Microsoft Windows domain security systems generate the user and group SID as part of the process of creation of an account. Windows does not have a concept of the UNIX UID or a GID; rather, it has its own type of security descriptor. When Samba is used as a domain controller, it provides a method of producing a unique SID for each user and group. Samba generates a machine and a domain SID to which it adds an RID that is calculated algorithmically from a base value that can be specified in the smb.conf file, plus twice (2x) the UID or GID. This method is called “algorithmic mapping”.

For example, if a user has a UID of 4321, and the algorithmic RID base has a value of 1000, the RID will be 1000 + (2 x 4321) = 9642. Thus, if the domain SID is S-1-5-21-89238497-92787123-12341112, the resulting SID is S-1-5-21-89238497-92787123-12341112-9642.

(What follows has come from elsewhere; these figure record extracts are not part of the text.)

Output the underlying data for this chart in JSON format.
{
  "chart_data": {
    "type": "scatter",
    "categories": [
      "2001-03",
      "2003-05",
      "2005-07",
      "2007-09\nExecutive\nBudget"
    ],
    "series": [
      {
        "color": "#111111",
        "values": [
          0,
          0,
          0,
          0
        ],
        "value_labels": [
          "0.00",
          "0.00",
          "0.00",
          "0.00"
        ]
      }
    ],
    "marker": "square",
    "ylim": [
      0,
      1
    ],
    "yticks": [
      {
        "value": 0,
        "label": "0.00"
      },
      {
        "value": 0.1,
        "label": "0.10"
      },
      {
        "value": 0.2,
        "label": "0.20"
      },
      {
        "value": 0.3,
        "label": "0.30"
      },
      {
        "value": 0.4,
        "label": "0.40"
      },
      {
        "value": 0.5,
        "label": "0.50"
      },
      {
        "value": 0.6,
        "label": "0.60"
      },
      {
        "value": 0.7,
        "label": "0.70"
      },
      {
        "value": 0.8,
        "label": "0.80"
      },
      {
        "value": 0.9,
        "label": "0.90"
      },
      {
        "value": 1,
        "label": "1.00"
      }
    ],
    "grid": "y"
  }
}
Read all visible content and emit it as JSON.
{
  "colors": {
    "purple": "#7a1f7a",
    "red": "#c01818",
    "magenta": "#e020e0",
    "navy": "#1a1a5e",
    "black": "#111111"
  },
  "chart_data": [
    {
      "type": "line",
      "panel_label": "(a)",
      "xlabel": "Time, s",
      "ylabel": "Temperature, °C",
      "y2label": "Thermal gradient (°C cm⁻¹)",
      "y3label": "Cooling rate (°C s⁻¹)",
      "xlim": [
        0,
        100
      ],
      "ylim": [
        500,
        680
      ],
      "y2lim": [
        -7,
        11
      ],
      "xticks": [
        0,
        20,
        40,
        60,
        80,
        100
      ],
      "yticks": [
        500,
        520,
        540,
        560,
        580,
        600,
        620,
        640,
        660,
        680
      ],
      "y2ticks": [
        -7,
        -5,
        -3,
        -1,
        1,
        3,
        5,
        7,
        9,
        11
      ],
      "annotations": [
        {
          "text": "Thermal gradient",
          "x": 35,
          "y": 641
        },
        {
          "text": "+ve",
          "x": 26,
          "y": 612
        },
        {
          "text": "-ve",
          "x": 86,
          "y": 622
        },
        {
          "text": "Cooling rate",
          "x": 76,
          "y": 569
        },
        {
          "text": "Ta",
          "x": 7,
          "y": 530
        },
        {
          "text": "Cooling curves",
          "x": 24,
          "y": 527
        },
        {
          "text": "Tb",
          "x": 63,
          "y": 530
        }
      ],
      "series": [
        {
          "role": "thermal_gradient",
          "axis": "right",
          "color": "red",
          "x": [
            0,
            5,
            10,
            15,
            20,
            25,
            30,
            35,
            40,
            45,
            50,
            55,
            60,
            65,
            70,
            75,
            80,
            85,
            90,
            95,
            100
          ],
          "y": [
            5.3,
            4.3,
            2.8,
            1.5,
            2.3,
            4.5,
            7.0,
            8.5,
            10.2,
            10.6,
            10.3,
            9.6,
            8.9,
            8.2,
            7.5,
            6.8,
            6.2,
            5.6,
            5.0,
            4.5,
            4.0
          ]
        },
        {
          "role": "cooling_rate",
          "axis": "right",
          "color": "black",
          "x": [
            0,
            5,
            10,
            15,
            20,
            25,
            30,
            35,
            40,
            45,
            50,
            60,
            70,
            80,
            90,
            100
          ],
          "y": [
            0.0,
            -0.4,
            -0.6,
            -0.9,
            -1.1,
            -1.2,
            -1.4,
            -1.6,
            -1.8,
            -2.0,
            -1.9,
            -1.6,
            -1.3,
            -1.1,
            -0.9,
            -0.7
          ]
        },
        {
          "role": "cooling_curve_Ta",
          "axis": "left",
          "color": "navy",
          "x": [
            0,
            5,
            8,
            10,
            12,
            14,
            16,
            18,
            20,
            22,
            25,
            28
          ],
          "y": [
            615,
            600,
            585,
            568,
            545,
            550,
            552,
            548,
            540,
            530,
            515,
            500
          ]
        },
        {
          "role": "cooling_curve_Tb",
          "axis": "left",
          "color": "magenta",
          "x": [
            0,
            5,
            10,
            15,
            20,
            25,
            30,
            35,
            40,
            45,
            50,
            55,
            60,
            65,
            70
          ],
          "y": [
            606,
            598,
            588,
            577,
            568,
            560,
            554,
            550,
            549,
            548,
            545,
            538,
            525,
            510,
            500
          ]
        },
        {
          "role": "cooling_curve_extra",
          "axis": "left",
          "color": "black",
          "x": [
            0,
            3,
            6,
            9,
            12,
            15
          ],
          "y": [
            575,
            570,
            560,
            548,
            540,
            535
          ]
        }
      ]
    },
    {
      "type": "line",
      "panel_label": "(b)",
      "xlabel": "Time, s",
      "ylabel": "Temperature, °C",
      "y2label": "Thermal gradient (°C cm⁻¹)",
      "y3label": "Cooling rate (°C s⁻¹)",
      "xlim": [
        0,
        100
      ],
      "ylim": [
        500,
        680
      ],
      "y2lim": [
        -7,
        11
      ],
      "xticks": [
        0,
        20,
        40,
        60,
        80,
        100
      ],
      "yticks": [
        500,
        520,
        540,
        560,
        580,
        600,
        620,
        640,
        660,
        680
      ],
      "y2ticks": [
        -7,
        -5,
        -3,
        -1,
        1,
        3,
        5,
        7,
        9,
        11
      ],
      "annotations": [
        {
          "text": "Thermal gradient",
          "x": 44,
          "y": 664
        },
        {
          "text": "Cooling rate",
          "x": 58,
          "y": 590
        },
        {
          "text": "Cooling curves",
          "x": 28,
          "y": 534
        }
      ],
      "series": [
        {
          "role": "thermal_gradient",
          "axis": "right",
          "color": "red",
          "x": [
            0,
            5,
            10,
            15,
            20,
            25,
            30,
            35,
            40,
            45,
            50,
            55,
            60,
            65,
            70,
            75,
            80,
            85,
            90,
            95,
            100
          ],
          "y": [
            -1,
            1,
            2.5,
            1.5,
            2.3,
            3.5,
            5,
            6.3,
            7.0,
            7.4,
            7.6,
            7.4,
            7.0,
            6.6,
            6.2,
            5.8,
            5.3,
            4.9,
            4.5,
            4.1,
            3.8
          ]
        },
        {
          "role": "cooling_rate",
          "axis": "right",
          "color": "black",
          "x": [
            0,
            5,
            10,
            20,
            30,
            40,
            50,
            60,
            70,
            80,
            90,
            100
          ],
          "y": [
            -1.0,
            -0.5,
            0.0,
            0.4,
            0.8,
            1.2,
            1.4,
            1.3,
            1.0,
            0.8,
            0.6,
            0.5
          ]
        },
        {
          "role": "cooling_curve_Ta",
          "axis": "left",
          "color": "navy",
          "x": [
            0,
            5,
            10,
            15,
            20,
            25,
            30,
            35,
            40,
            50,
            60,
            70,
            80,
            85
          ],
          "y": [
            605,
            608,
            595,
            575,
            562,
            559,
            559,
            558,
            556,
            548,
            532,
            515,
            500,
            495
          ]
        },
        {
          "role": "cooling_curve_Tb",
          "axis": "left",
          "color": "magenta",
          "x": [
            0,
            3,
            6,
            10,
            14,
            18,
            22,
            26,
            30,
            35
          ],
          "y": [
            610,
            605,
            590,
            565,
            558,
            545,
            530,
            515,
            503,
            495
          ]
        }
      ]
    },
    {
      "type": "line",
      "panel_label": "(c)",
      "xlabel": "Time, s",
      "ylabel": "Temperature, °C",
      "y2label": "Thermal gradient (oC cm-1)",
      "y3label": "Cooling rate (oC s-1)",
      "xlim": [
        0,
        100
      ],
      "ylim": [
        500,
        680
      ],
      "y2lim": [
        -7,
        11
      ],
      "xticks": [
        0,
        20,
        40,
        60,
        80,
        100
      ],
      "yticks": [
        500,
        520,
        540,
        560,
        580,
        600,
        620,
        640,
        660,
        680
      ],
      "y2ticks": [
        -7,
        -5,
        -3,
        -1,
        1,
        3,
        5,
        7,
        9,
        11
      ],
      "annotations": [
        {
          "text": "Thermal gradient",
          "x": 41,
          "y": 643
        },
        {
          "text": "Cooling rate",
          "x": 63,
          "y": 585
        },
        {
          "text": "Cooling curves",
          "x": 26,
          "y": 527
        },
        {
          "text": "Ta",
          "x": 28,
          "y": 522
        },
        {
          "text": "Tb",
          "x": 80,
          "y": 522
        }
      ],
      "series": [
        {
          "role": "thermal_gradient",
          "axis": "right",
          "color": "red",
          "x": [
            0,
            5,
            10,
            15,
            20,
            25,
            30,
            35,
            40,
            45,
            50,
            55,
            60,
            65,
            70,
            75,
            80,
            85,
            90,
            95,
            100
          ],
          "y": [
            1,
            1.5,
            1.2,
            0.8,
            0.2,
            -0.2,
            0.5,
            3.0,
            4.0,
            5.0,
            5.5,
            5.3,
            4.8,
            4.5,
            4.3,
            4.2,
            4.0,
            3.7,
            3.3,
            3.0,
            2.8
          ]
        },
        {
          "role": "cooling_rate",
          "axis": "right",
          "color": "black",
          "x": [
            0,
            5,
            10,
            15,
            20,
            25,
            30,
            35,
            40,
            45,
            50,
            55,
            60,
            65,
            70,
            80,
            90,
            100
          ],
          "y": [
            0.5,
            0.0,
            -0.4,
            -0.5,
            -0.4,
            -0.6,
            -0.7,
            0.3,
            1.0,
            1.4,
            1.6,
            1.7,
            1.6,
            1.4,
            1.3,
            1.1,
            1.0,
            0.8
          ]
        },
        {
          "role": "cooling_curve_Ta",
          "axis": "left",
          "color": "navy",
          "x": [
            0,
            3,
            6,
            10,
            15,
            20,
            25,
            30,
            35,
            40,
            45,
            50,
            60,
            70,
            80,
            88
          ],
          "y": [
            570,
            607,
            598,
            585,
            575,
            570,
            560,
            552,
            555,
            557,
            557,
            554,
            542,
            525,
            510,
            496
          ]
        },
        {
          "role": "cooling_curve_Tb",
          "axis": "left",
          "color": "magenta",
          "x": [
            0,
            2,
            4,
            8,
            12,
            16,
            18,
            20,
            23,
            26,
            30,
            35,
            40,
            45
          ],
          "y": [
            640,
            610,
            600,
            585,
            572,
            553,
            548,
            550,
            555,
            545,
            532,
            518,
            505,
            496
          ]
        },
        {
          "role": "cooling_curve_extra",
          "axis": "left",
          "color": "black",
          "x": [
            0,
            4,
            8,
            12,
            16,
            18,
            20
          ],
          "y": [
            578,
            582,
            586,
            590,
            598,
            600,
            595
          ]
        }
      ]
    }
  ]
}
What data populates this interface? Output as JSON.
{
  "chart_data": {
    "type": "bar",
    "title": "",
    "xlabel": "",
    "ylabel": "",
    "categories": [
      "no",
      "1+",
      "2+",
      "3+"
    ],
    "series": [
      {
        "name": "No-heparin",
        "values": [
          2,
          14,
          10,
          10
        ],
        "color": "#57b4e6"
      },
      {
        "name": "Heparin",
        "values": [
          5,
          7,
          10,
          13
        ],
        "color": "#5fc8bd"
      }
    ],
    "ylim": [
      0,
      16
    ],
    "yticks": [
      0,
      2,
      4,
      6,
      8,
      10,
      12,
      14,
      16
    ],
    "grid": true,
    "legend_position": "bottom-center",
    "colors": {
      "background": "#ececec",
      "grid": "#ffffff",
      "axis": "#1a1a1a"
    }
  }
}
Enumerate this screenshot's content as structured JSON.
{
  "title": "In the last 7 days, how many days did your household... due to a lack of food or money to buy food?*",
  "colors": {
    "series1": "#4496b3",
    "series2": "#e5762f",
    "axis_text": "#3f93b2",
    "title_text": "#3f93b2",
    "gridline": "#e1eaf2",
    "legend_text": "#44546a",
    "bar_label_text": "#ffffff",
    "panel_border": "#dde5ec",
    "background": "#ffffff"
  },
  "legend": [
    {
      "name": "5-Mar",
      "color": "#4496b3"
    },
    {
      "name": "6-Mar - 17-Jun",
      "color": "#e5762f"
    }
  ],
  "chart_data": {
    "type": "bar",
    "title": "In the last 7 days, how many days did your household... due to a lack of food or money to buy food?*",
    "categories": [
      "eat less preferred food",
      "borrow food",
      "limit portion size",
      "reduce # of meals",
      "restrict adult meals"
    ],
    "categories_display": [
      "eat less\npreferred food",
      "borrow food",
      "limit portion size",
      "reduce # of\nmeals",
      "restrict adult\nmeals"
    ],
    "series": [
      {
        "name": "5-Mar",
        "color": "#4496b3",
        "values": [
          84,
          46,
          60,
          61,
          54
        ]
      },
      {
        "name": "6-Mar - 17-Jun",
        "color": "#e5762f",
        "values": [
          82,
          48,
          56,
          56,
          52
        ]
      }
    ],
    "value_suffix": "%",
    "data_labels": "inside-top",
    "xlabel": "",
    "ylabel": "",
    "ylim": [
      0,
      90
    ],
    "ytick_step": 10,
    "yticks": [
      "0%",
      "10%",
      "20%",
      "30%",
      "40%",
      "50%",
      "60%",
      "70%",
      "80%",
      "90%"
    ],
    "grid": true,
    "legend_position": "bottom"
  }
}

The foregoing type of SID is produced by Samba as an automatic function and is either produced on the fly (as is the case when using a passdb backend = [tdbsam | smbpasswd] ), or may be stored as a permanent part of an account in an LDAP-based ldapsam.

ADS uses a directory schema that can be extended to accommodate additional account attributes such as UIDs and GIDs. The installation of Microsoft Service for UNIX 3.5 will expand the normal ADS schema to include UNIX account attributes. These must of course be managed separately through a snap-in module to the normal ADS account management MMC interface.

Security identifiers used within a domain must be managed to avoid conflict and to preserve itegrity. In an NT4 domain context, the PDC manages the distribution of all security credentials to the backup domain controllers (BDCs). At this time the only passdb backend for a Samba domain controller that is suitable for such information is an LDAP backend.